I had brought along some home grown chokos so the talk turned to gardening. I mentioned I grow organic fruit and veg and was asked if I was "one of those greenies?" Now I always thought a greenie was someone who objected to trees being felled etc so was a little nonplussed.
This gentleman believes there is a real need to use some chemicals to deter pests as he believes eating foods contaminated with (some varieties of??) snail slime (which won't wash off??) can poison us.
I have heard of someone dying from eating a snail and contracting some kind of parasite on the news fairly recently (details??) but this is the first I've heard that snail slime can be toxic to us.
I've done a bit of a search and can't come up with any information on the subject. Does anyone know any more about this? Either yay or nay.
I was more concerned that no-one on this forum was previously aware of this issue. I personally don't usually wash my home produce, however will now start. With things like mesculan salad I dont' usually inspect every leaf for blemishes.
Lissa hits the nail on the head, more people are starting to grow veggies and a lot of them turn to places like Brisbane Local Food for knowledge and information.

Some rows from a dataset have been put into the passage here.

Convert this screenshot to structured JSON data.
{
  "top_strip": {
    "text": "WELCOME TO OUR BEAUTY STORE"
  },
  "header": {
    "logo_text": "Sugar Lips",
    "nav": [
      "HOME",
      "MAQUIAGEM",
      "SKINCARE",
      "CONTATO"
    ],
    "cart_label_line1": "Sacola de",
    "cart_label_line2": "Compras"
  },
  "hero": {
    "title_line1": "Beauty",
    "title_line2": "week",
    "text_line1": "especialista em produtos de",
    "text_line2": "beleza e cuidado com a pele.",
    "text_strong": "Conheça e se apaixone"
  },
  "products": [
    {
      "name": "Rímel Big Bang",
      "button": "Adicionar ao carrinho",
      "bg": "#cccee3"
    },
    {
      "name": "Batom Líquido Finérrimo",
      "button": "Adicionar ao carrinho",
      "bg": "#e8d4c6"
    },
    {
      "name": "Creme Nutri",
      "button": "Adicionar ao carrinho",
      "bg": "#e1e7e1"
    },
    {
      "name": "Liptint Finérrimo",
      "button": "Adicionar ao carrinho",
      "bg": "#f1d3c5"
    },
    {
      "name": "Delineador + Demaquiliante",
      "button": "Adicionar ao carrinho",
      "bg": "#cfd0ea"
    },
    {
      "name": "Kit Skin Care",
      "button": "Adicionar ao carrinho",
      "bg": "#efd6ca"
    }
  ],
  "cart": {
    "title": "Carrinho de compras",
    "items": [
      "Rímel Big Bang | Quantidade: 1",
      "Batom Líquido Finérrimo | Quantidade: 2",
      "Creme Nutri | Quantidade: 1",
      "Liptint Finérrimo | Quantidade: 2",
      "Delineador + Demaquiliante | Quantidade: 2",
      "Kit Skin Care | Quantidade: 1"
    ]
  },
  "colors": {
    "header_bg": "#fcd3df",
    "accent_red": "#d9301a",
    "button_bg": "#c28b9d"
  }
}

Usually I am pretty lax about dealing with pests, and figure that they are entitled to their share however with this knowledge if I see snails around (luckily that is about the only issue I don't have lol) then I will be using beer traps or similar to combat them.
Apparently all land snails, water snails and slugs can be carriers.
As I have a problem now with rats and mice I will be taking much more care to wash my home grown produce before consuming. It would be interesting to find out statistics/incidences for our area apart from the poor kid who died recently.
In recent years, the parasite has been shown to be proliferating at an alarming rate due to modern food consumption trends and global transportation of food products. Scientists are calling for a more thorough study of the epidemiology of A. cantonensis, stricter food safety policies, and the increase of knowledge on how to properly consume products commonly infested by the parasite.
Paratenic hosts of Angiostrongylus cantonensis include: predatory land flatworm Platydemus manokwari and amphibians Bufo asiaticus, Rana catesbeiana, Rhacophorus leucomystax and Rana limnocharis.
The presence of parasitic worms burrowed in the neural tissue of the human CNS will cause obvious complications. All of the following will result in damage to the CNS:
Eosinophilic meningitis is primarily caused by parasitic infestations, specifically infestations of A. cantonensis. Like other forms of meningitis, eosinophilic meningitis is marked by the inflammation of the meninges. The meninges become inflamed as the result of dying A. cantonensis larvae and the general presence of the young adult worm in the central nervous system. This inflammation can lead to mental retardation, nerve damage, permanent brain damage or death.